'I think we're now thinking hikes instead of cuts': Tétrault on oil price hike's impact on rates
By BNN Bloomberg
Key Concepts
- Fiscal Update: The federal government’s periodic report on spending and deficit projections.
- Sovereign Wealth Fund: A state-owned investment fund that invests in real and financial assets.
- Dot Plot: A chart used by central banks to visualize the projected path of interest rates.
- Supply Shock: An unexpected event that changes the supply of a product or commodity, resulting in a sudden price change.
- VIX (Volatility Index): A popular measure of the stock market's expectation of volatility based on S&P 500 index options.
- Capitulation: The act of surrendering or selling off assets during a market decline, often at the bottom of a cycle.
1. Federal Fiscal Update and Market Expectations
Rob Tetro, Senior Portfolio Manager at Canaccord Genuity, anticipates the federal government’s spring fiscal update will reveal a deficit in the $45 billion to $50 billion range for the 2025-2026 fiscal year.

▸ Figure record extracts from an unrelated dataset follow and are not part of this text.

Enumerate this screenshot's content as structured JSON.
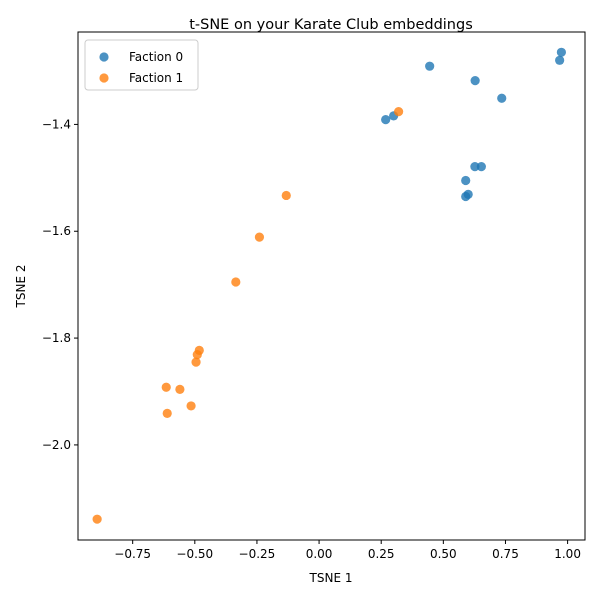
{
  "chart_data": {
    "type": "scatter",
    "title": "t-SNE on your Karate Club embeddings",
    "xlabel": "TSNE 1",
    "ylabel": "TSNE 2",
    "xlim": [
      -0.97,
      1.07
    ],
    "ylim": [
      -2.178,
      -1.227
    ],
    "xticks": [
      -0.75,
      -0.5,
      -0.25,
      0.0,
      0.25,
      0.5,
      0.75,
      1.0
    ],
    "xtick_labels": [
      "−0.75",
      "−0.50",
      "−0.25",
      "0.00",
      "0.25",
      "0.50",
      "0.75",
      "1.00"
    ],
    "yticks": [
      -2.0,
      -1.8,
      -1.6,
      -1.4
    ],
    "ytick_labels": [
      "−2.0",
      "−1.8",
      "−1.6",
      "−1.4"
    ],
    "grid": false,
    "legend_position": "top-left",
    "series": [
      {
        "name": "Faction 0",
        "color": "#1f77b4",
        "points": [
          {
            "x": 0.445,
            "y": -1.291
          },
          {
            "x": 0.628,
            "y": -1.318
          },
          {
            "x": 0.735,
            "y": -1.351
          },
          {
            "x": 0.968,
            "y": -1.28
          },
          {
            "x": 0.975,
            "y": -1.265
          },
          {
            "x": 0.268,
            "y": -1.391
          },
          {
            "x": 0.3,
            "y": -1.384
          },
          {
            "x": 0.627,
            "y": -1.479
          },
          {
            "x": 0.653,
            "y": -1.479
          },
          {
            "x": 0.59,
            "y": -1.505
          },
          {
            "x": 0.6,
            "y": -1.531
          },
          {
            "x": 0.59,
            "y": -1.535
          }
        ]
      },
      {
        "name": "Faction 1",
        "color": "#ff7f0e",
        "points": [
          {
            "x": 0.32,
            "y": -1.376
          },
          {
            "x": -0.132,
            "y": -1.533
          },
          {
            "x": -0.24,
            "y": -1.611
          },
          {
            "x": -0.335,
            "y": -1.695
          },
          {
            "x": -0.482,
            "y": -1.823
          },
          {
            "x": -0.49,
            "y": -1.831
          },
          {
            "x": -0.495,
            "y": -1.845
          },
          {
            "x": -0.615,
            "y": -1.892
          },
          {
            "x": -0.56,
            "y": -1.896
          },
          {
            "x": -0.515,
            "y": -1.927
          },
          {
            "x": -0.611,
            "y": -1.941
          },
          {
            "x": -0.893,
            "y": -2.139
          }
        ]
      }
    ]
  }
}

- Rationale: With an 11-month deficit already at approximately $25 billion and March historically being a high-spending month, the $45–50 billion figure aligns with current trends.
- Market Impact: Tetro argues that this number is already "priced in." Because the government has provided sufficient "breadcrumbing" (hints), he expects muted market movement unless the announcement contains significant, unexpected policy shifts.
2. Economic Policy and Growth
- Sovereign Wealth Fund: Tetro views the government’s proposal to leverage the balance sheet to own equities—modeled after the Norwegian approach—as a positive development that the market is likely to receive well.
- Bank of Canada (BoC) Outlook: While the immediate expectation for the upcoming BoC announcement is "status quo," the long-term outlook has shifted. The narrative has moved from potential rate cuts in 2026 to the possibility of rate hikes in the near term.
3. The Oil-Inflation-Interest Rate Nexus
Tetro outlines a specific causal chain linking geopolitical instability to monetary policy:
- Geopolitical Crisis: The Middle East crisis creates a supply shock in oil markets.
- Inflation: Higher oil prices drive broader inflation.
- Monetary Response: To combat inflation, the Central Bank is forced to pivot from cutting rates to implementing hikes.
- Actionable Insight: Tetro suggests that a resolution to the Middle East crisis is the primary prerequisite for the Central Bank to pause rate hikes. Without this, he predicts one to three quarter-point hikes this year.
4. Investor Psychology and Geopolitical Risk
Tetro provides a front-line perspective on how retail investors react to geopolitical volatility:
- The "This Time is Different" Fallacy: Investors frequently contact advisors during crises (e.g., the Iran crisis) claiming that current events are unique and necessitate selling off assets. Tetro emphasizes that this is a recurring psychological trap.
- Capitulation Risks: He notes that some clients "capitulated" during a recent 10% market dip, causing them to miss the subsequent recovery in late March and April.
- Historical Context: Tetro references research showing that since 1945, there have been 30 major geopolitical crises, and in the vast majority of cases, the market was higher 12 months later. He distinguishes these events from structural economic crises (like 2008), noting that geopolitical events typically resolve more quickly than systemic economic failures.
5. Synthesis and Conclusion
The primary takeaway is that while geopolitical noise and fiscal deficits create short-term anxiety, they rarely alter long-term market fundamentals. Tetro advises against reactive selling, noting that the market is resilient to geopolitical shocks compared to structural economic downturns. Investors should focus on the "chain of events" regarding oil prices and inflation, as these are the true drivers of central bank policy and, consequently, market performance.